As delações que a Odebrecht apresentou à Justiça indicam os beneficiários de pelo menos R$ 1,68 bilhão pago em propinas e contribuições ilegais de campanha. Os recursos foram distribuídos a quase 500 políticos, lobistas, empresários e dirigentes de estatais no Brasil e no exterior.

Trata-se de um quadro parcial, já que a máquina montada pela empreiteira para garantir o superfaturamento de obras e o desvio de recursos públicos movimentou valores muito maiores. Segundo delação do ex-executivo Hilberto Mascarenhas, o chamado Setor de Operações Estruturadas – departamento de propinas da Odebrecht – fez pagamentos de US$ 3,37 bilhões entre 2006 e 2014. Em valores atuais, isso equivale a cerca de R$ 10,6 bilhões.

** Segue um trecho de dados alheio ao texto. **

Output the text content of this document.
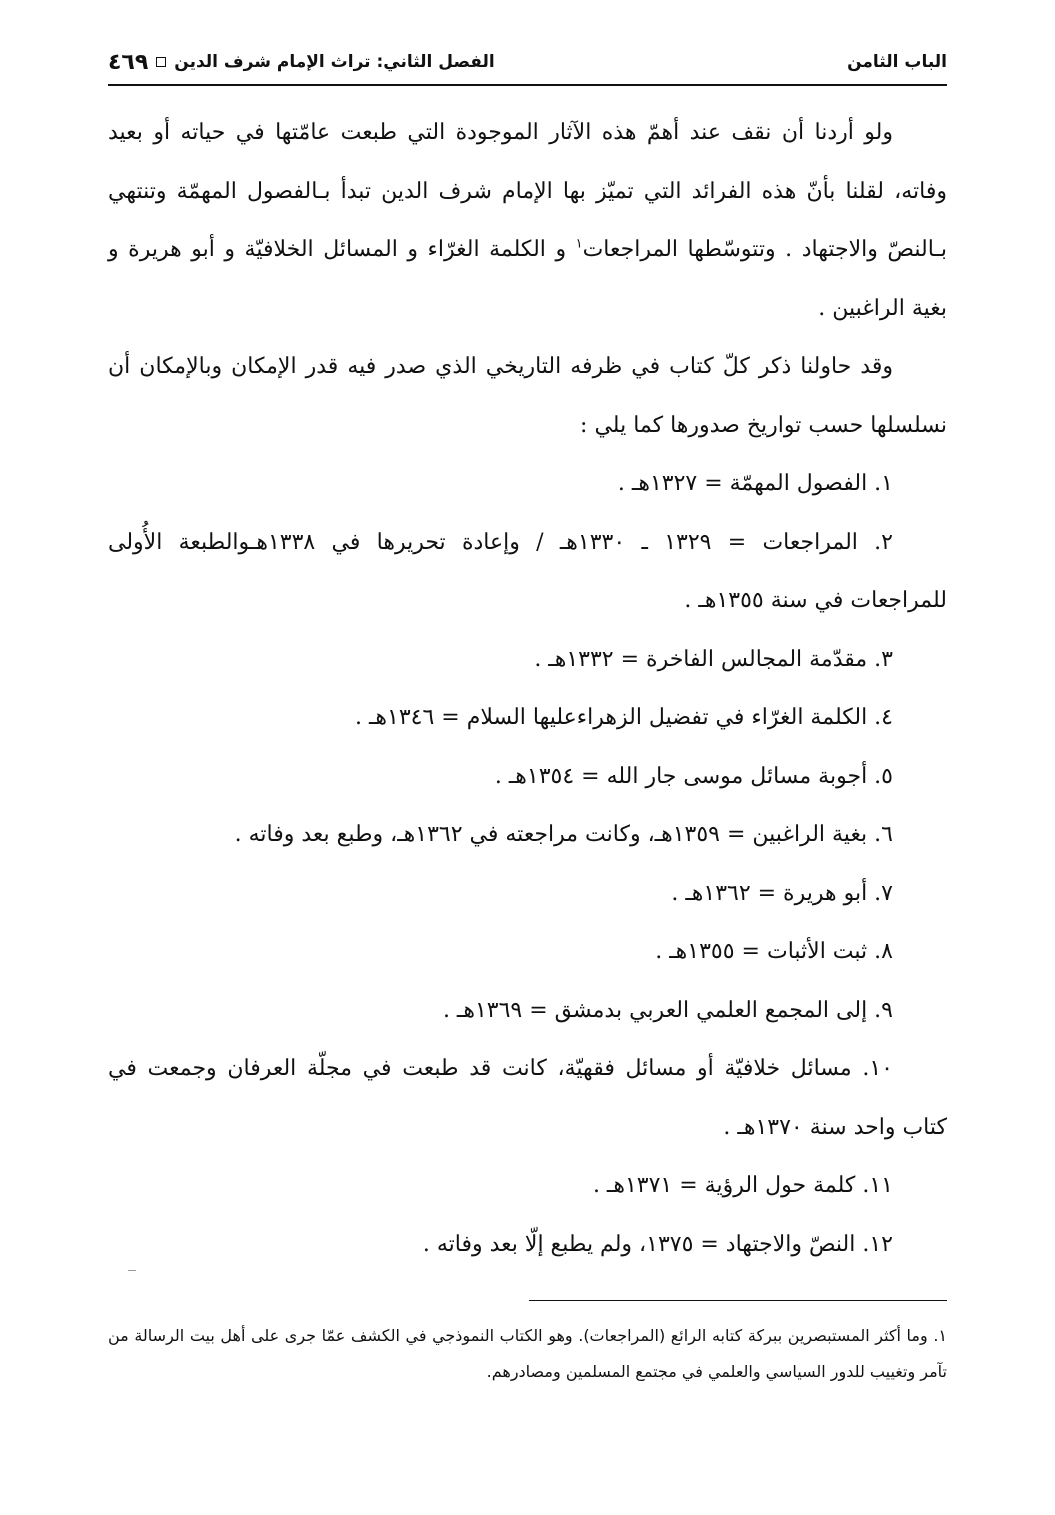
الباب الثامن
الفصل الثاني: تراث الإمام شرف الدين
٤٦٩

ولو أردنا أن نقف عند أهمّ هذه الآثار الموجودة التي طبعت عامّتها في حياته أو بعيد وفاته، لقلنا بأنّ هذه الفرائد التي تميّز بها الإمام شرف الدين تبدأ بـالفصول المهمّة وتنتهي بـالنصّ والاجتهاد . وتتوسّطها المراجعات$^١$ و الكلمة الغرّاء و المسائل الخلافيّة و أبو هريرة و بغية الراغبين .

وقد حاولنا ذكر كلّ كتاب في ظرفه التاريخي الذي صدر فيه قدر الإمكان وبالإمكان أن نسلسلها حسب تواريخ صدورها كما يلي :

١. الفصول المهمّة = ١٣٢٧هـ .

٢. المراجعات = ١٣٢٩ ـ ١٣٣٠هـ / وإعادة تحريرها في ١٣٣٨هـوالطبعة الأُولى للمراجعات في سنة ١٣٥٥هـ .

٣. مقدّمة المجالس الفاخرة = ١٣٣٢هـ .

٤. الكلمة الغرّاء في تفضيل الزهراءعليها السلام = ١٣٤٦هـ .

٥. أجوبة مسائل موسى جار الله = ١٣٥٤هـ .

٦. بغية الراغبين = ١٣٥٩هـ، وكانت مراجعته في ١٣٦٢هـ، وطبع بعد وفاته .

٧. أبو هريرة = ١٣٦٢هـ .

٨. ثبت الأثبات = ١٣٥٥هـ .

٩. إلى المجمع العلمي العربي بدمشق = ١٣٦٩هـ .

١٠. مسائل خلافيّة أو مسائل فقهيّة، كانت قد طبعت في مجلّة العرفان وجمعت في كتاب واحد سنة ١٣٧٠هـ .

١١. كلمة حول الرؤية = ١٣٧١هـ .

١٢. النصّ والاجتهاد = ١٣٧٥، ولم يطبع إلّا بعد وفاته .

١. وما أكثر المستبصرين ببركة كتابه الرائع (المراجعات). وهو الكتاب النموذجي في الكشف عمّا جرى على أهل بيت الرسالة من تآمر وتغييب للدور السياسي والعلمي في مجتمع المسلمين ومصادرهم.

O rastreamento de R$ 1,68 bilhão foi feito pelo Estado com base no cruzamento de dados de três fontes de informação: os 337 pedidos de abertura de inquérito e petições assinadas pelo ministro Edson Fachin, do Supremo Tribunal Federal (STF); os depoimentos que executivos da Odebrecht prestaram, como parte de seus acordos de delação premiada; e a planilha de pagamentos entregue aos procuradores por Benedicto Júnior, um dos delatores.

Nem sempre é possível contabilizar valores. Em muitas das operações citadas pelos executivos da empresa em seus depoimentos, por exemplo, não há detalhamento de quanto foi pago para os agentes públicos envolvidos.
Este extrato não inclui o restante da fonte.